Luckily for me I usually listen to my library straight through or on shuffle so gapless isn't really and issue for me. If I was an album listener then I would likely take that into consideration and stay with flac for all my tracks.
I just did a bit of searching. "FLAC is amazingly efficient. Its probably the fastest compressed format in remotely widespread use. All formats seem to compress about the same, so if you want to use lossless on batteries, you should probably look at flac first." https://hydrogenaud.io/index.php/topic,82125.0.html It seems like another argument for not bothering with pointless 'space saving' lossy compression in 2019 when storage costs so little.
Oh wow, I thought for sure playing a higher res file would use way more battery. Almost like a 3.5mm vs 2.5mm battery drop. Good to hear otherwise.
While possibly still true, your link is from 2010 and lists the performance for RockBox's fixed point math decoder. Things might have changed considerably since and M0's hardware/software is very different.
Yes, good point. But in general I think MP3 tracks require more CPU or hardware accelerator time than do FLAC tracks to decode. It should be possible to try an MP3 track on auto repeat with an M0 and see how long the battery lasts, and then do the same thing with a FLAC track. I use AIFF in my main HiFi system as it needs about 2% of my Raspberry Pi's CPU time according to top, compared with about 7-8% for ALAC. I've no idea if that is audible, but it makes me happier. I keep my collection in both AIFF and ALAC formats and use ALAC on devices like my phone or the M0 where I want to optimize space.
Cost so little is relative based on what you can afford to spend and where you live, costs are not universally cheap depending where you live. Especially if you already have microsd cards and don't want to buy more. That is my point of view, compressing with ogg my tracks are 1/3 the size of flac and still sound great to me. There wouldn't be so many compressed formats including the fairly recent Opus if there wasn't a need for it. It also really depends on the size of your library and also keep in mind the larger the microsd card the longer it takes to scan. If you add tracks frequently and have to rescan your library each time it can be slow. It takes about 4 minutes to rescan the library on my M0 each time I add tracks with a 128 GB card. How long does it take for say a 400 GB card? Really pointless to keep up the discussion as peoples needs and views will always vary.
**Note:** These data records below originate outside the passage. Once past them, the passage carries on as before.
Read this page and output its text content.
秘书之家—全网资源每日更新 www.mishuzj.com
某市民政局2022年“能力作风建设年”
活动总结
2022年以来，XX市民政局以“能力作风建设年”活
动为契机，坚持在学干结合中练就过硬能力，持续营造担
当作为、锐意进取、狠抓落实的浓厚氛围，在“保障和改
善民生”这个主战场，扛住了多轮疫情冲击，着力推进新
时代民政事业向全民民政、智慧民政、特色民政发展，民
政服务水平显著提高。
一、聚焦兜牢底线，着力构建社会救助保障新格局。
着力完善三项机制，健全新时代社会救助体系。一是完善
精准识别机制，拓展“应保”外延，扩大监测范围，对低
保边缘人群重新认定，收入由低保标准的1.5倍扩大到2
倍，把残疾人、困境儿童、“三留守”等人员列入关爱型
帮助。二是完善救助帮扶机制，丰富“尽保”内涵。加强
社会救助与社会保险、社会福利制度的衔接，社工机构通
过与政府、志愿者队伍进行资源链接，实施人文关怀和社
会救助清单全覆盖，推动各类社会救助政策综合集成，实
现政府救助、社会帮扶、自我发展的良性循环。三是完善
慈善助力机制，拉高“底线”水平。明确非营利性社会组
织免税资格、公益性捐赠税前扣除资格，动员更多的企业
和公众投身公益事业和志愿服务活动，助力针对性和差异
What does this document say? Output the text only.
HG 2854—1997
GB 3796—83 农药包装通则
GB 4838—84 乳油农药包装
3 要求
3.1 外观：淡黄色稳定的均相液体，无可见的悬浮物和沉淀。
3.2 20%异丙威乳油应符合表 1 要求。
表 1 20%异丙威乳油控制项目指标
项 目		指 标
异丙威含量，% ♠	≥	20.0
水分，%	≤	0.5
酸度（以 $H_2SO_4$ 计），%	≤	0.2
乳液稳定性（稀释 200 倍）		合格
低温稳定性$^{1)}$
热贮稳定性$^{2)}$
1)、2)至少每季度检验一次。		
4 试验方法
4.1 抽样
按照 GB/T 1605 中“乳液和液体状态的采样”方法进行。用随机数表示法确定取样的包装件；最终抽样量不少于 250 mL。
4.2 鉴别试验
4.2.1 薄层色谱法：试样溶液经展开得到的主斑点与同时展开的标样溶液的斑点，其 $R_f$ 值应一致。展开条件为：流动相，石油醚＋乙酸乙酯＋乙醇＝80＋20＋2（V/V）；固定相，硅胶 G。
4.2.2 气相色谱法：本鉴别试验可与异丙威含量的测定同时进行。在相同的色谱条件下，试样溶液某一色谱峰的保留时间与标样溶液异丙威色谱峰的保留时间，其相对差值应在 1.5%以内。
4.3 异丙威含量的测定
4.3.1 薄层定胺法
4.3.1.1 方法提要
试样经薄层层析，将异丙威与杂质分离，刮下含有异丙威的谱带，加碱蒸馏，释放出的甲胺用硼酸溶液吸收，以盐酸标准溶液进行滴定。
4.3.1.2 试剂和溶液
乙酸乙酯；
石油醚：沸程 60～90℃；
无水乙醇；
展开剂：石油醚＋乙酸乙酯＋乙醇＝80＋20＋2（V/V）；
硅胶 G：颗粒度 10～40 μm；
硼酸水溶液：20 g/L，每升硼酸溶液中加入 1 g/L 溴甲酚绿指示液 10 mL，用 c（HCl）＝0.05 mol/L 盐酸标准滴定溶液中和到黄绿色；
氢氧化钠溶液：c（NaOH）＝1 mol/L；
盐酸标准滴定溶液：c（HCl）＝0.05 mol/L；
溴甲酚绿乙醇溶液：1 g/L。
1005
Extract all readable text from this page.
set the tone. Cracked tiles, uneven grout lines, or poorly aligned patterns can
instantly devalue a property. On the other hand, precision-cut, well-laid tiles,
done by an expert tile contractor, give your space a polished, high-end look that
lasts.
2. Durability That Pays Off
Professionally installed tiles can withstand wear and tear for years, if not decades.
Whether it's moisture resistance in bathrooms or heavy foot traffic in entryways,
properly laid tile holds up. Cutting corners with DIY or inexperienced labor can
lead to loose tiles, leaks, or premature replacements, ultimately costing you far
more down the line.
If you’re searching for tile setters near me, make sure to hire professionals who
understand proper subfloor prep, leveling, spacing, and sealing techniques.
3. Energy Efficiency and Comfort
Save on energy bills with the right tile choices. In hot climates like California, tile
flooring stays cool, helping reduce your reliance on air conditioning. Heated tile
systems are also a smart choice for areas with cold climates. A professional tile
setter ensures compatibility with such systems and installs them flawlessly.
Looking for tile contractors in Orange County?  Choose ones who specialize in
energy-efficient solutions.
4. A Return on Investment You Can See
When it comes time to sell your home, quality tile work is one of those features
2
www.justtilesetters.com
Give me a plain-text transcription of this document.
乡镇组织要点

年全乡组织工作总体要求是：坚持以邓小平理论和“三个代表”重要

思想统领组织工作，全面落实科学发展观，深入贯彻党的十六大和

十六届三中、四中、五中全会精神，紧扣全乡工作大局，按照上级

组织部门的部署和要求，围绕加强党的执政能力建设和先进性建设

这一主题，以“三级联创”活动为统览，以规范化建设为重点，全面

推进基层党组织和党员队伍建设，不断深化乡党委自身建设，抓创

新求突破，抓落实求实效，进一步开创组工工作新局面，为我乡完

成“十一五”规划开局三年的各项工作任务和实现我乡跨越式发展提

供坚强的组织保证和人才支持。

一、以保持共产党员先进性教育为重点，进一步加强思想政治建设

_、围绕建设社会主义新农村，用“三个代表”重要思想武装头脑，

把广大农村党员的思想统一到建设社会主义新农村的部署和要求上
Clearly ours are different so I see no point going back and forth as there is no one solution that everyone will agree on.
"Digital storage is cheap” - says those who either have a) very few things to store or more like b) a lot of spare money. (Digital storage isn't cheap when you have nearly 2TB of tracks, and that's a *fraction* of my CD/vinyl collection tbh). I mean have you seen the prices of genuine 512Gb micro SD cards? Ouch.
You may be right concerning battery use. There was a time when reading the SD card took a significant amount of battery power, and reading a FLAC requires a lot more reads than a compressed file. But, I have no current data for power required to access SD cards with current hardware so couldn't say whether the SD access balances out the CPU usage for the M0.
I think your assuming the everyone wants to put their entire music collection on an SD card, and then they either needs to spend a fortune on a large card or they need to compress the music with lossy compression such as MP3 to fit them all. But I personally don't feel I need to take my entire collection with me - it is 1.2 Tb as ALAC and just over 2 TB as AIFF. I have a 400gb SD card in my phone with my entire Jazz collection on it with over 1000 albums. I have another 400gb SD card in my M0 with about a third of my music collection taken at random. I use iTunes with a smart playlist that includes everything whose genre contains 'Jazz' or 'Bossa Nova', and another smart playlist which gives you random selection of tracks which take up a given amount of space which I set to 380gb. I use an android and MacOS program called 'iSyncr' which can sync these playlists onto the SD card in a mobile phone, which I can then either leave in the phone or put it in the M0. I don't usually bother selecting individual albums on my phone or M0, and just run them jukebox style with shuffle play. When I was using a 64gb card then maybe after while some tracks got repeated, but I think once the SD card is 128gb or more then that is pretty much good enough for me. The two 400gb SD cards were about 180 euros altogether which I think is really good value, when you consider what I've spent on an album collection of about 3000 albums at maybe 10 euros each.
Sounds similar to my approach. I have different devices for different genres, Jazz on Phone A, Classical on DAP, Rock and Blues on Phone B, random selection of "fave tracks" on M0, etc. I have 4x 400gb cards now, spread across 4 devices including the Shanling M0. Recently however ive been dabbling with cloud storage and cloud players which is going quite well. I currently have 7tb of music, approx (if I consider single albums, "best" formats only). Am now uploading it to an unlimited dropbox account for streaming via Cloud Player and using the offline download using this player extensively for more critical listening with UAPP. Thats going quite well at the moment and it will mean I can eventually, effectively, have my entire collection with me wherever I am. Am currently at around 7500 albums and the player's supporting it well. The M0 has made my old Note 8 into a contender once again with its LDAC support
Ok, I have a complaint. My M0 used to shut down with the most awesomely profound message: "Life is short, play more." Since my last firmware upgrade, it now says "Love the music, not equipment". Wha...? But I do love my M0. Is Shanling suggesting I should love my music, even if it comes out of a FiiO M3?!? (I love you FiiO, but the M3's SQ isn't up there with the M0. Sorry!) Frankie, what's up with this lame new shutdown message?
While using the @XVortex firmware, do you notice that when the Track Titles scroll, that several pixels of the descenders (letter tails below the baseline) don't scroll, leaving thin white horizontal stripes on the screen?